American health care is unique among advanced countries in its heavy reliance on the private sector. It's also uniquely inefficient. We spend far more per person on health care than any other country, yet many Americans lack health insurance and don't receive essential care.
This week yet another report emphasized just how bad a job the American system does at providing basic health care. A study by the Robert Wood Johnson Foundation estimates that 20 million working Americans are uninsured; in Texas, which has the worst record, more than 30 percent of the adults under 65 have no insurance.
And lack of insurance leads to inadequate medical attention. Over a 12-month period, 41 percent of the uninsured were unable to see a doctor when needed because of cost; 56 percent had no personal doctor or health care provider.

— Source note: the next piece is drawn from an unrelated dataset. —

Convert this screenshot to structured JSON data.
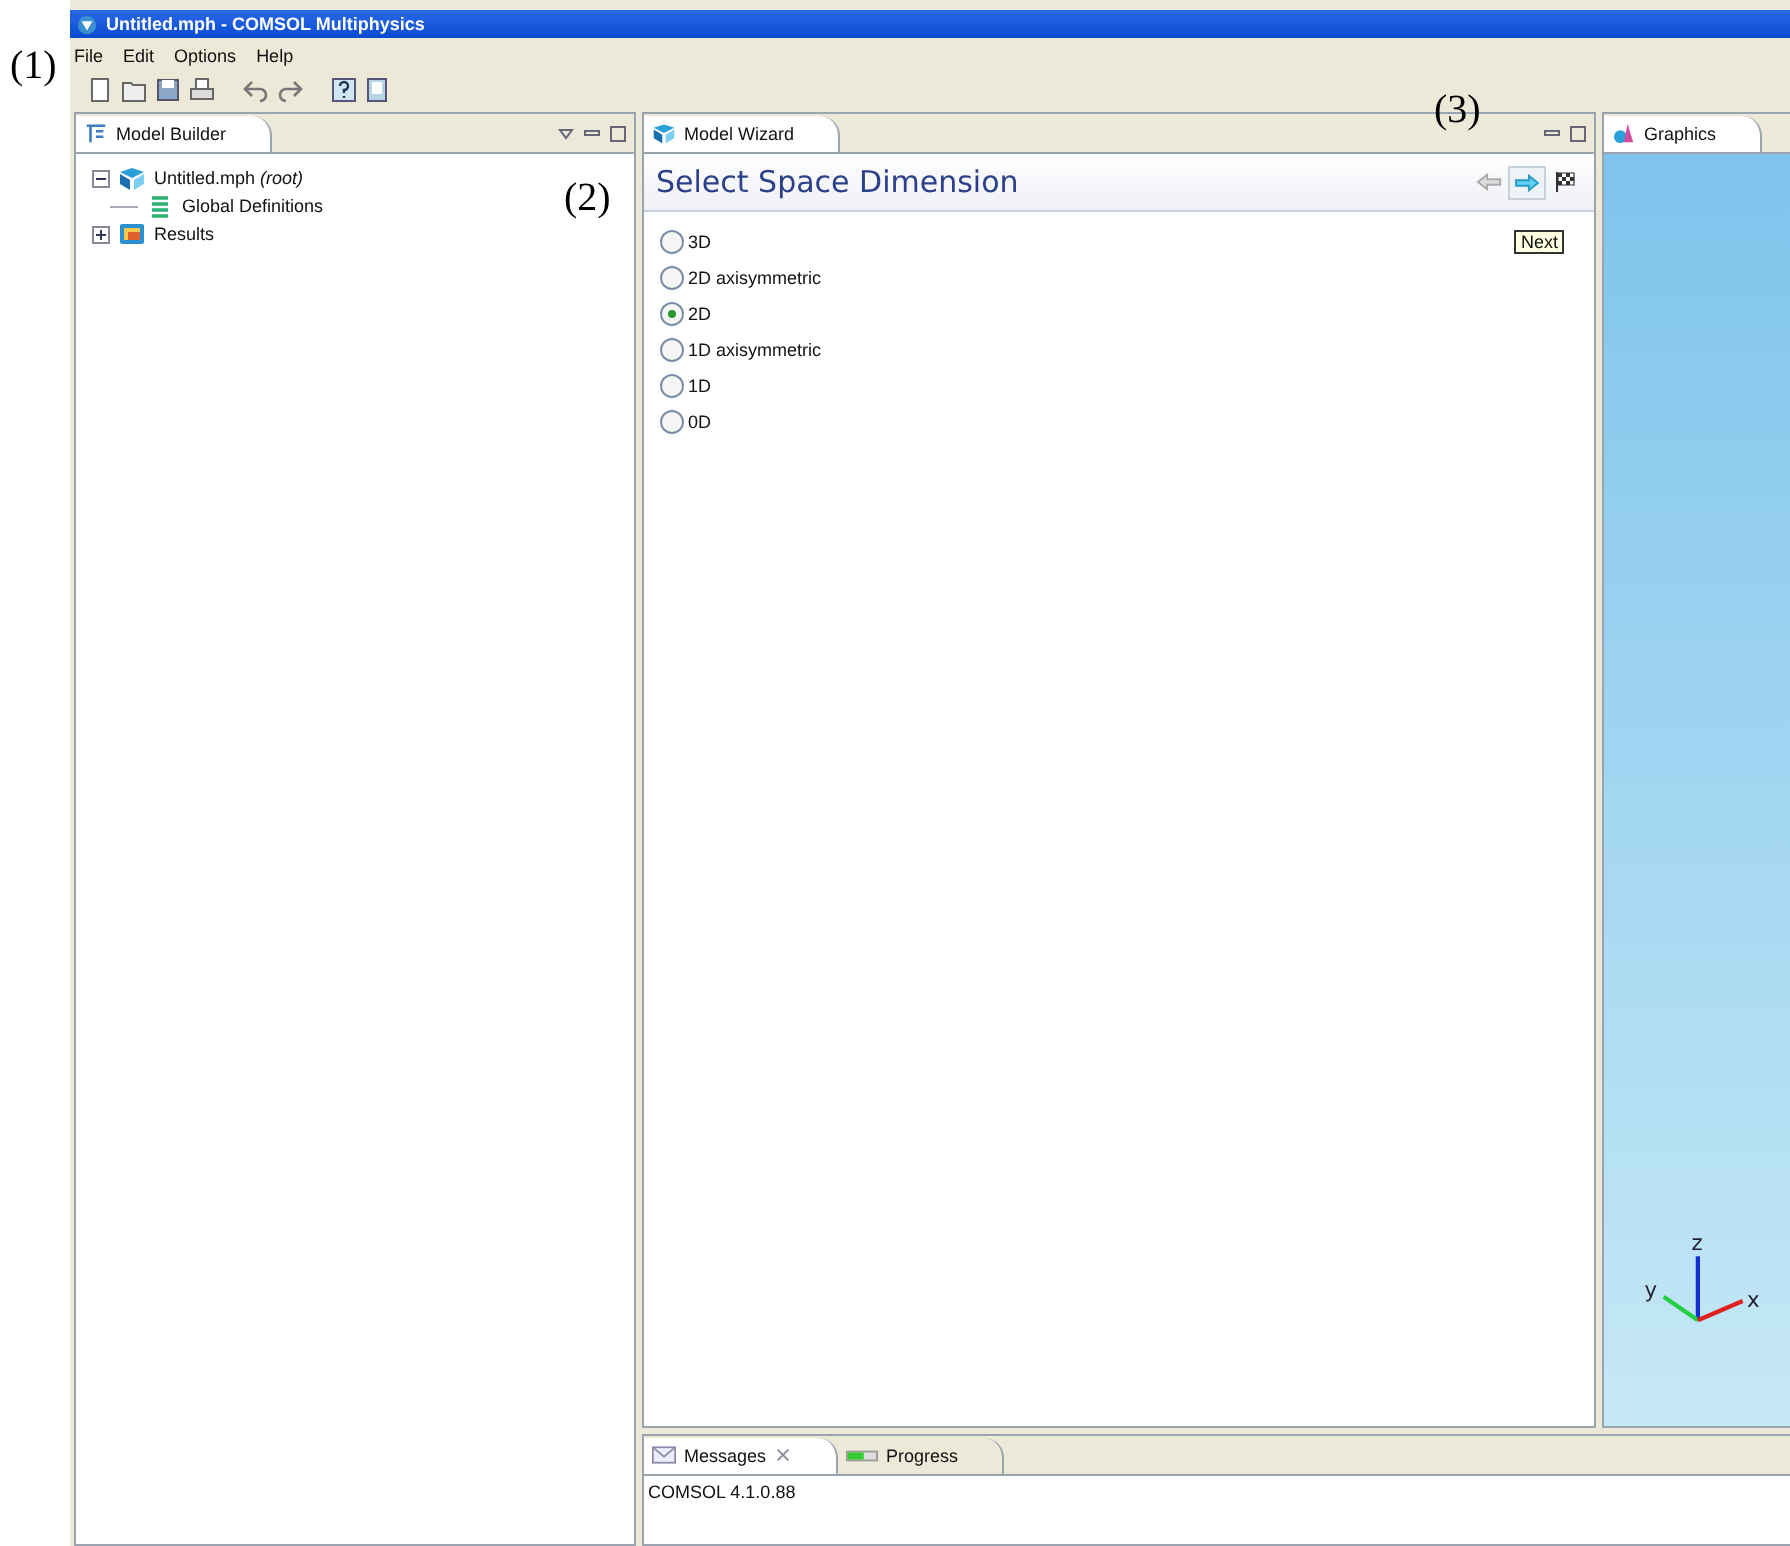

Our system is desperately in need of reform. Yet it will be very hard to get useful reform, for two reasons: vested interests and ideology.
I'll have a lot more to say about vested interests and health care in future columns, but let me emphasize one key point: a lot of big companies are essentially in the business of wasting health care resources.
Bush's answer to this is, needless to say, private accounts. But no one, except the extremely rich, can save up enough money to pay for catastrophic medical expenses. The only practical, not to mention moral, way to handle this is for the whole population to share the risk. Sadly, the conservatives just don't believe in it. They'd rather see people suffer and die for lack of medical care.